This Maternal Price: Women Lose £65,618 in Earnings by Age First Child Turns Five Years Old

Official data show that women experience a significant reduction of around £65,600 in pay by the point their eldest baby reaches five, exposing the termed “motherhood penalty” that threatens their financial security.

Substantial and Enduring Earnings Reduction

Mothers in the UK experience a “significant and prolonged reduction” in their earnings after giving birth to a child, as they become less inclined to remain in paid employment, as stated by analysis.

The study found that mothers’ average monthly pay had dropped by forty-two percent, or £1,051 each month, 60 months following the birth of their eldest baby, relative to their earnings one year prior to the birth.

Total Financial Impact For Several Children

This equates to a forfeiture of £65,618 over a five-year period, based on the analysis, which monitored earnings data from 2014 through 2022.

Typically, there is an extra reduction of £26,317 after the birth of a second baby, and then a subsequent £32,456 after the birth of a third baby.

Women are being “punished for caring, sidelined at work, and assumed to just absorb the financial burden.”
“And, the more children you have, the deeper the decline. This isn’t a gentle drop - it’s a economic nosedive resulting in financial damage of over £100,000 for a mother of 3 kids.”

Catastrophic Impact on Living Standards

Analysts described the decline in income as “catastrophic for mothers’ well-being.”

“Income is freedom, and depriving mothers of that freedom because they became parents is nothing short of outrageous.”

Statistics show the unfair reality for mothers in the workforce, with demands for family leave policies to be updated into the 21st century.

“Tackling the motherhood price requires updating family leave rules into the modern era, making sure all parents and partners get adequate paid leave when they start as parents – we should properly support parenting together with employment, not in opposition to it.”

Existing Family Leave Policies

Shared family leave was established in 2014, permitting parents to split up to almost a year of time off, and up to over eight months of pay following the arrival or adoption of a baby.

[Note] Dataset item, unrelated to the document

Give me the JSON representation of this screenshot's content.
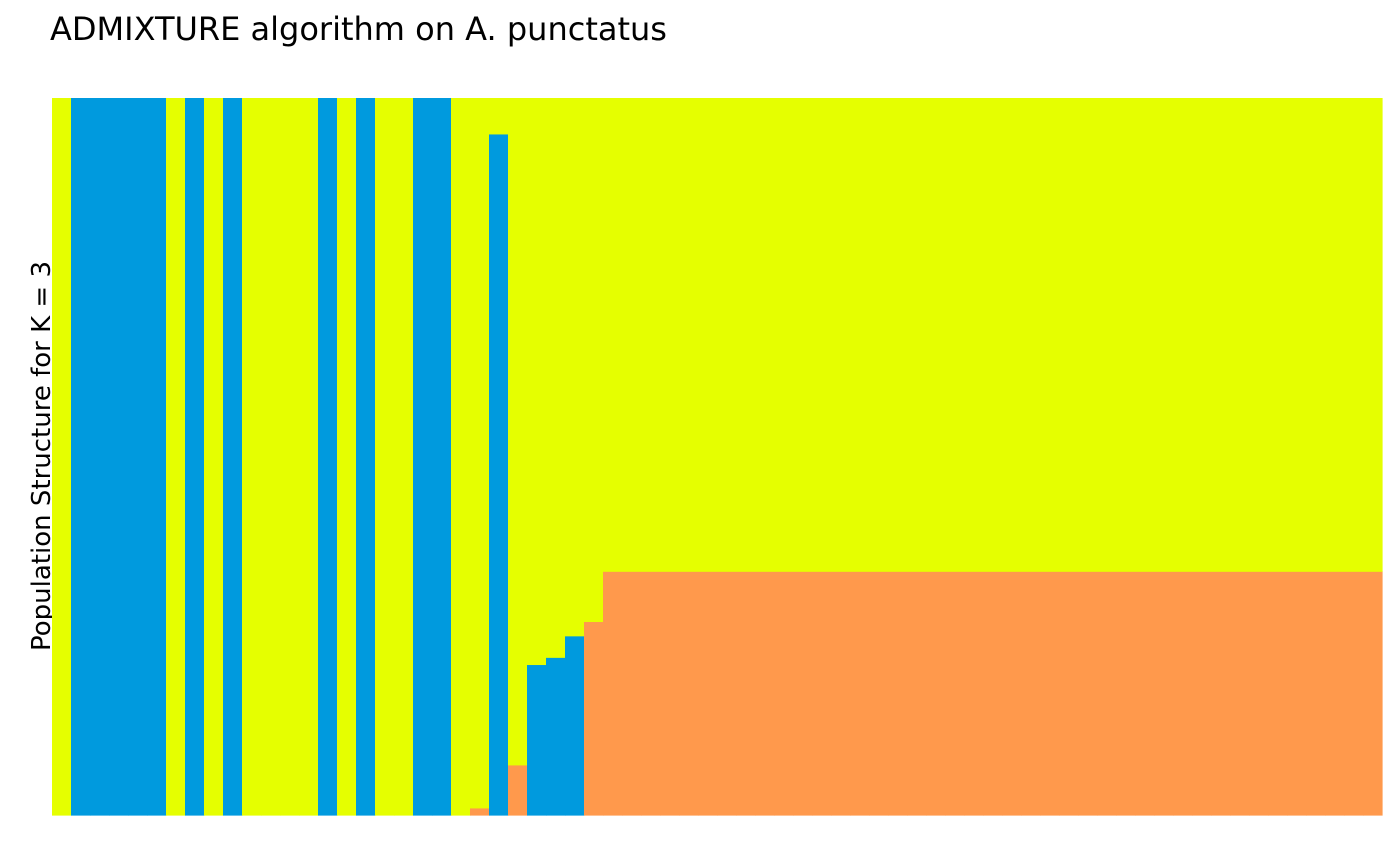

But, participation has stayed minimal.

According to current regulations, mothers’ leave is compensated at ninety percent of a woman’s average weekly earnings for the first one and a half months, then falls to the lowest of either £187.18 a per week or 90% of the woman’s typical salary for 33 weeks.

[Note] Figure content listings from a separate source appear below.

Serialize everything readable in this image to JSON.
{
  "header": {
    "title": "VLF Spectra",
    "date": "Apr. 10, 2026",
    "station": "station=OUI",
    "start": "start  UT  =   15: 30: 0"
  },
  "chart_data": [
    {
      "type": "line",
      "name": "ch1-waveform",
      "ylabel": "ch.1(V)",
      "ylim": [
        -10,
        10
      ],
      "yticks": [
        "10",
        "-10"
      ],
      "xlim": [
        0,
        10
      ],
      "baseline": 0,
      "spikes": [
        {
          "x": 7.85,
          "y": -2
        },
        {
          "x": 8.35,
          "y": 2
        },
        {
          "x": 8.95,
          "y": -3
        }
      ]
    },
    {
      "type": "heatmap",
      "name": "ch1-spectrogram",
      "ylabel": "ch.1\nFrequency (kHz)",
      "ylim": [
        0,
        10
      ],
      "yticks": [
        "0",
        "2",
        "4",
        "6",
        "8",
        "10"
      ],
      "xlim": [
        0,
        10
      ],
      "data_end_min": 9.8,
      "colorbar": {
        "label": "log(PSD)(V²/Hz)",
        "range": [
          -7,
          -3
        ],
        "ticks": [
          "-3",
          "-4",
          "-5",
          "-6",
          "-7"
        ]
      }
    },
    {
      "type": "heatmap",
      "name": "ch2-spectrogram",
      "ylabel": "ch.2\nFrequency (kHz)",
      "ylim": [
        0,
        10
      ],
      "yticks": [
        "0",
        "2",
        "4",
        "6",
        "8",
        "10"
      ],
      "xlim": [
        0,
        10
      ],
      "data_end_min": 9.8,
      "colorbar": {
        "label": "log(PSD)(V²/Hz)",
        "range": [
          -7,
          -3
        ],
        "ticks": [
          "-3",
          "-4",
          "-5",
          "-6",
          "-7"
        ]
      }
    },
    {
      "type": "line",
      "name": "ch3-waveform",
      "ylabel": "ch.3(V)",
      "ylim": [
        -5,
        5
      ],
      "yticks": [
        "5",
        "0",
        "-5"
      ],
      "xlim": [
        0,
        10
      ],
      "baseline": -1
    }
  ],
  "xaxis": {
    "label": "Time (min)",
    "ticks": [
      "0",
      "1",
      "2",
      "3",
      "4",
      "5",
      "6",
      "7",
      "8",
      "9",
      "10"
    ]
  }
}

New dads can take two weeks’ paid leave at a rate of either £187.18 a week or 90% of typical each week earnings, whichever one is lowest.

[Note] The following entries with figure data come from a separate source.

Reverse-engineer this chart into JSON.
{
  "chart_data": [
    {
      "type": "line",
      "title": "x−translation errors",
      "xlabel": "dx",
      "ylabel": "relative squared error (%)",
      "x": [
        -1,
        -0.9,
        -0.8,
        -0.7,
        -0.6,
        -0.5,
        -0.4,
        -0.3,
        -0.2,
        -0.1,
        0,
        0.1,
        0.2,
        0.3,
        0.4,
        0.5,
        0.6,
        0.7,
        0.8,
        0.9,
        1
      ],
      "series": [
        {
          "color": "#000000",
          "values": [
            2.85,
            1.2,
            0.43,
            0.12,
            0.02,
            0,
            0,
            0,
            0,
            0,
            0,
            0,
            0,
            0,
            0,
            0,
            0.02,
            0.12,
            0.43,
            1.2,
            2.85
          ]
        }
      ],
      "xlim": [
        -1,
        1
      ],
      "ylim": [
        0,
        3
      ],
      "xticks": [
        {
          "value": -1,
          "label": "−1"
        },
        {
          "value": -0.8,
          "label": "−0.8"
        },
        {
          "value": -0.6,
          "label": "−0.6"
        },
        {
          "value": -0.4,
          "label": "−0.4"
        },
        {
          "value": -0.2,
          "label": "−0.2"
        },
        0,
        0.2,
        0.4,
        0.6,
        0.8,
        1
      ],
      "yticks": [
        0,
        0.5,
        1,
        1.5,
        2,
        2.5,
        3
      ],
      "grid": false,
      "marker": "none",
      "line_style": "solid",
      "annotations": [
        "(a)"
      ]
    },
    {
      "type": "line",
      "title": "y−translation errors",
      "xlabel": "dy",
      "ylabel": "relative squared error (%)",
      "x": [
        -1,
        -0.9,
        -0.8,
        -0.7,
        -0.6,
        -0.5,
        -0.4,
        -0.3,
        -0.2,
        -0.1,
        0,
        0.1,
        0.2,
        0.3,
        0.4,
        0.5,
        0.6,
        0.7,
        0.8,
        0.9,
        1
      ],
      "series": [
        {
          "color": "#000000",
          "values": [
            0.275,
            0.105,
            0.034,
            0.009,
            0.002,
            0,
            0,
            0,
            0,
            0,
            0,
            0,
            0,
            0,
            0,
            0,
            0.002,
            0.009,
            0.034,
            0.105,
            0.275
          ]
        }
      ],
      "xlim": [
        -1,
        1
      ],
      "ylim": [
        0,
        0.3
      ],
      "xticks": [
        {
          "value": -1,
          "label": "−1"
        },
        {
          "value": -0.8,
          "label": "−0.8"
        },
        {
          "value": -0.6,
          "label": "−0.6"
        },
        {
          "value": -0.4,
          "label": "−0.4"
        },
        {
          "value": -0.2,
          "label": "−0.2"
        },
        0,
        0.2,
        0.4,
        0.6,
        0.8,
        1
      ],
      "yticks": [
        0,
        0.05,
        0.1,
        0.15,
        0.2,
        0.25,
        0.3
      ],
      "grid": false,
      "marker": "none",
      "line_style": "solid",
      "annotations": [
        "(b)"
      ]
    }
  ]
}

Government Review and Childcare Support

Authorities has pledged favorable steps from establishing flexible working the standard, to stronger safeguards for pregnant women and day-one paternity rights.

But with childcare funding for kids aged nine months old plus only just being introduced and childcare providers in some areas finding it hard to accommodate demand, there’s still a considerable distance to go before mothers are on an equal footing.

Recently, working parents who have an income below £100k a annually became qualified for 30 hours of government-funded childcare a week during school terms for kids from nine months old to four years.

The roll-out coincides with the early care industry faces recruitment and funding difficulties.

A survey revealed that ninety-four percent of childcare centers were expected to increase their prices for ineligible families.

Jacob Garcia
Jacob Garcia

A passionate writer and life coach dedicated to helping others achieve their full potential through mindfulness and positive habits.